В нашей семье, как я уже упомянул, особенной религиозности не наблюдалось; может быть, потому, что в Адабашево не было церкви, отец и мать к церковным обрядам никакого усердия не проявляли, а к попам отец относился даже враждебно. До девяти лет в церкви я бывал редко, только когда матери надо было ехать к причастию.
И вдруг в школе, чего я совсем не ожидал, богомольный режим навалился на меня всей тяжестью. Первоклассники, еще не научившиеся хорошо читать, должны были зубрить молитвы — «перед учением» и «после учения», «Богородицу», «Отче наш» и многие другие.
Питая отвращение к заучиванию слово в слово любого текста, я должен был запоминать молитвы, смысл которых для меня долгое время оставался непонятным. Мудреные церковнославянские слова и целые обороты я повторял механически, и часто они принимали в моем сознании совсем иной, причудливый смысл, за который, если бы я его высказал, меня тотчас же вытурили бы из школы.

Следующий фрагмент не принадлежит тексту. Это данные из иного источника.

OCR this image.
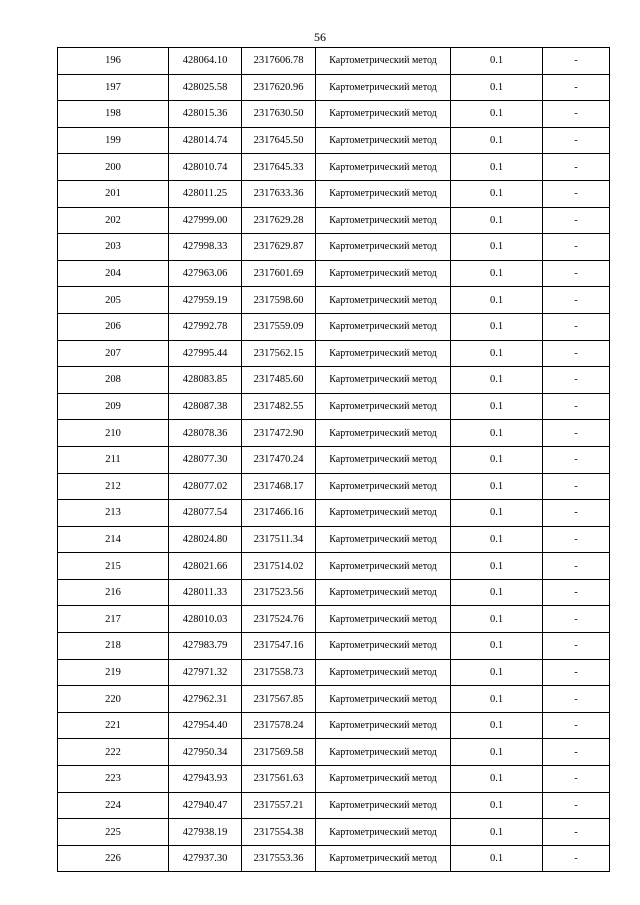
56
196	428064.10	2317606.78	Картометрический метод	0.1	-
197	428025.58	2317620.96	Картометрический метод	0.1	-
198	428015.36	2317630.50	Картометрический метод	0.1	-
199	428014.74	2317645.50	Картометрический метод	0.1	-
200	428010.74	2317645.33	Картометрический метод	0.1	-
201	428011.25	2317633.36	Картометрический метод	0.1	-
202	427999.00	2317629.28	Картометрический метод	0.1	-
203	427998.33	2317629.87	Картометрический метод	0.1	-
204	427963.06	2317601.69	Картометрический метод	0.1	-
205	427959.19	2317598.60	Картометрический метод	0.1	-
206	427992.78	2317559.09	Картометрический метод	0.1	-
207	427995.44	2317562.15	Картометрический метод	0.1	-
208	428083.85	2317485.60	Картометрический метод	0.1	-
209	428087.38	2317482.55	Картометрический метод	0.1	-
210	428078.36	2317472.90	Картометрический метод	0.1	-
211	428077.30	2317470.24	Картометрический метод	0.1	-
212	428077.02	2317468.17	Картометрический метод	0.1	-
213	428077.54	2317466.16	Картометрический метод	0.1	-
214	428024.80	2317511.34	Картометрический метод	0.1	-
215	428021.66	2317514.02	Картометрический метод	0.1	-
216	428011.33	2317523.56	Картометрический метод	0.1	-
217	428010.03	2317524.76	Картометрический метод	0.1	-
218	427983.79	2317547.16	Картометрический метод	0.1	-
219	427971.32	2317558.73	Картометрический метод	0.1	-
220	427962.31	2317567.85	Картометрический метод	0.1	-
221	427954.40	2317578.24	Картометрический метод	0.1	-
222	427950.34	2317569.58	Картометрический метод	0.1	-
223	427943.93	2317561.63	Картометрический метод	0.1	-
224	427940.47	2317557.21	Картометрический метод	0.1	-
225	427938.19	2317554.38	Картометрический метод	0.1	-
226	427937.30	2317553.36	Картометрический метод	0.1	-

Не было для меня мучения большего, чем быть дежурным по классу и читать по утрам молитву «перед учением» и в конце занятий «после учения». Я всегда сбивался, пропускал слова, коверкал фразы, за что получал строгие внушения.

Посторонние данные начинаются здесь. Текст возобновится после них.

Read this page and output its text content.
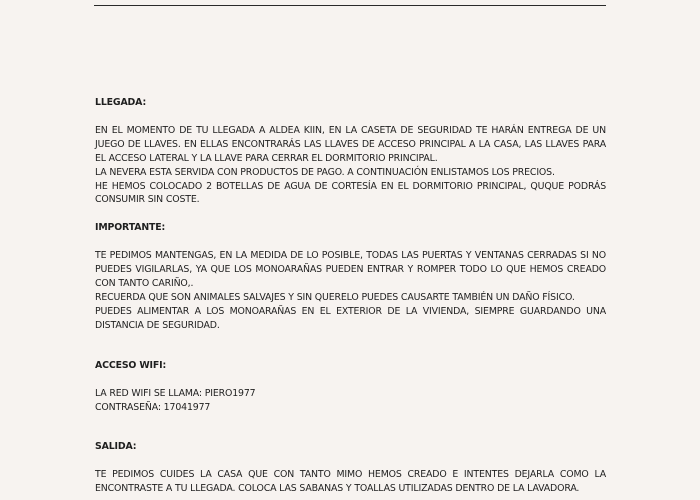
LLEGADA:

EN EL MOMENTO DE TU LLEGADA A ALDEA KIIN, EN LA CASETA DE SEGURIDAD TE HARÁN ENTREGA DE UN JUEGO DE LLAVES. EN ELLAS ENCONTRARÁS LAS LLAVES DE ACCESO PRINCIPAL A LA CASA, LAS LLAVES PARA EL ACCESO LATERAL Y LA LLAVE PARA CERRAR EL DORMITORIO PRINCIPAL.

LA NEVERA ESTA SERVIDA CON PRODUCTOS DE PAGO. A CONTINUACIÓN ENLISTAMOS LOS PRECIOS.

HE HEMOS COLOCADO 2 BOTELLAS DE AGUA DE CORTESÍA EN EL DORMITORIO PRINCIPAL, QUQUE PODRÁS CONSUMIR SIN COSTE.

IMPORTANTE:

TE PEDIMOS MANTENGAS, EN LA MEDIDA DE LO POSIBLE, TODAS LAS PUERTAS Y VENTANAS CERRADAS SI NO PUEDES VIGILARLAS, YA QUE LOS MONOARAÑAS PUEDEN ENTRAR Y ROMPER TODO LO QUE HEMOS CREADO CON TANTO CARIÑO,.

RECUERDA QUE SON ANIMALES SALVAJES Y SIN QUERELO PUEDES CAUSARTE TAMBIÉN UN DAÑO FÍSICO.

PUEDES ALIMENTAR A LOS MONOARAÑAS EN EL EXTERIOR DE LA VIVIENDA, SIEMPRE GUARDANDO UNA DISTANCIA DE SEGURIDAD.

ACCESO WIFI:

LA RED WIFI SE LLAMA: PIERO1977

CONTRASEÑA: 17041977

SALIDA:

TE PEDIMOS CUIDES LA CASA QUE CON TANTO MIMO HEMOS CREADO E INTENTES DEJARLA COMO LA ENCONTRASTE A TU LLEGADA. COLOCA LAS SABANAS Y TOALLAS UTILIZADAS DENTRO DE LA LAVADORA.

Софья Степановна прощала мне ошибки и в крайних случаях обращалась к Семе Кривошеину, всегда знавшему назубок все молитвы, а на меня смотрела, укоризненно покачивая головой. Кривошеин читал очень охотно и без запинки. Степан Иванович, присутствуя на молитве, вообще плохо слушал. Он всегда был погружен в свои домашние дела. Но горе было тому, кто ошибался на уроке закона божьего: тут придирчивый отец Петр, от которого всегда пахло чем-то кислым, вытягивал душу своими наставлениями.
Кстати, о «батюшках», о законоучителях. Их было у нас два — отец Петр Автономов и отец Александр Китайский. Первого я не любил до дрожи и не терпел всем существом своим, второго боялся не меньше, но в то же время подмечал в нем и нечто привлекательное, интересное.
Отец Александр был стройный, худощавый, с бледным красивым лицом. С высокого лба назад и на плечи спадали густые темные кудри. В его взгляде было что-то задумчиво-одухотворенное. Знающие живопись местные интеллигенты уверяли, что он похож на Иисуса Христа с известной картины Крамского «Христос в пустыне». Голос у него был звучный, бархатистый, во время богослужения поп преображался, особенно в большие праздники, когда выходил на амвон в сияющем облачении, с устремленными в глубину церкви глазами, сверкающими на бледном лице подобно двум жарким свечам.